Inclusion is key to building a strong and cohesive community within an association. When all members feel valued, respected, and included, they are more likely to collaborate effectively, share knowledge and best practices, and support one another in achieving their common goals. This sense of unity and solidarity strengthens the association as a whole and enables it to better serve its members and the broader dysphagia community.

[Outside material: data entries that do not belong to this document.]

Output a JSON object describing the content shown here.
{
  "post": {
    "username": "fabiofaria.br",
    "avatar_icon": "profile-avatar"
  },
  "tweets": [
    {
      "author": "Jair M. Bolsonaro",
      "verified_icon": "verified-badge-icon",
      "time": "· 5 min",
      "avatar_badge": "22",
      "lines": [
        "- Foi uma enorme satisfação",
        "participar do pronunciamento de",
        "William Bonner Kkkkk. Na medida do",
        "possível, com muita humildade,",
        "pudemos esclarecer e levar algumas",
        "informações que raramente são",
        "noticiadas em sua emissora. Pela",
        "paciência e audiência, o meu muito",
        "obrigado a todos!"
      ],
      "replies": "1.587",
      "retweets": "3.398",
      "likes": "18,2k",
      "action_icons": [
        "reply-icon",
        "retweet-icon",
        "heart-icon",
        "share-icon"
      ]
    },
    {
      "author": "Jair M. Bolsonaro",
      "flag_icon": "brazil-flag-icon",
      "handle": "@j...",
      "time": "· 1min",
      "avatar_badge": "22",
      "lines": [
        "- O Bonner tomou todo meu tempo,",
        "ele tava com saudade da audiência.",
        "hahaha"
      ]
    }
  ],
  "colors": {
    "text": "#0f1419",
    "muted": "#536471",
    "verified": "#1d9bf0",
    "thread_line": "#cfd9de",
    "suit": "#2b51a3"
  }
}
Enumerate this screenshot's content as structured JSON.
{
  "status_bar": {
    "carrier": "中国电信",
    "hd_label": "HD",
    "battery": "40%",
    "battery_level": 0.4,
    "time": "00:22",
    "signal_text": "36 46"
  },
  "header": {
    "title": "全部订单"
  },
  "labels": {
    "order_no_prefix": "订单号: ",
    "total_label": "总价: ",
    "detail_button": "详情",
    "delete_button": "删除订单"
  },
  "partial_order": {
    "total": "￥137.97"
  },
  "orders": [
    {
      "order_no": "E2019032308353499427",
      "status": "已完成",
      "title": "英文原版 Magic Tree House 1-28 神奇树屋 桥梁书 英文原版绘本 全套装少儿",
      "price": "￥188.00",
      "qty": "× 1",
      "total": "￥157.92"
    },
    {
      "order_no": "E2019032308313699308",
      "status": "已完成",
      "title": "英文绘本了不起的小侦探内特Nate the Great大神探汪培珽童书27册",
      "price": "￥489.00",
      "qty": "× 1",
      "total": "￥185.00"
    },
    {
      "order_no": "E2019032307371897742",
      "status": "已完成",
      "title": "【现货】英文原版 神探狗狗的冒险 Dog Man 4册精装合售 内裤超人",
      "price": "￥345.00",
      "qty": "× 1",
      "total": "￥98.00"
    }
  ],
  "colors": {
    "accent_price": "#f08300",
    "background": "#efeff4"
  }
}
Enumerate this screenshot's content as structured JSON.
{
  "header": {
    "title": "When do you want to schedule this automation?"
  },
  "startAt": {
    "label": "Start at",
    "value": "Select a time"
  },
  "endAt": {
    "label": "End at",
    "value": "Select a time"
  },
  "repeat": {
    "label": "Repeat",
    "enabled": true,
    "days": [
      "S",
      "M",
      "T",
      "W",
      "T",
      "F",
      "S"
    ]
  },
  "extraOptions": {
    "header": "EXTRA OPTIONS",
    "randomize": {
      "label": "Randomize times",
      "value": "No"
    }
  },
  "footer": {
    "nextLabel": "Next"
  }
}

Therefore, diversity, equity, and inclusion are not just moral imperatives but should be seen as strategic priorities for associations. By embracing these principles, an association can unlock the full potential of its members, drive innovation and growth, and ultimately make a meaningful impact on the lives of those affected by swallowing disorders.

Stefanie’s Initiatives: Actions and Inspirations for Fellow Association Leaders

One important aspect of managing swallowing disorders, besides gaining further knowledge through research, is to overcome possible barriers in terms of training and professional development. This includes translating knowledge into clinical practice and overcoming structural challenges. To advance this, I initiated a dysphagia mentorship program that brings inexperienced members of the healthcare sector together with experienced experts from the clinical or research field and allows them to learn from each other in a structured way over a period of 18 months. The program started in Germany in 2018 and was expanded to ESSD for international support and exchange.

Another project I initiated for the ESSD is a virtual brunch, held quarterly and following an annual motto. For 2024, it is « Culinary Connections – a Virtual Brunch on Varied Perspectives of Nutrition and Swallowing ». During this event, there is a short input by guest speakers and a host-led Q&A, followed by networking with participant engagement.

I am grateful for the opportunity to contribute to the ESSD and the network of professionals it has fostered. For example, as a result of this collaboration, I was able to conduct a course on dysphagia last year in Uzbekistan, which attracted participants from eight Central Asian countries. All these individuals from different backgrounds and diverse knowledge bases worked together to establish standardized dysphagia management practices, showcasing the power of interprofessional cooperation and diverse expertise in creating a dynamic and inspiring learning environment. This impressed me very much.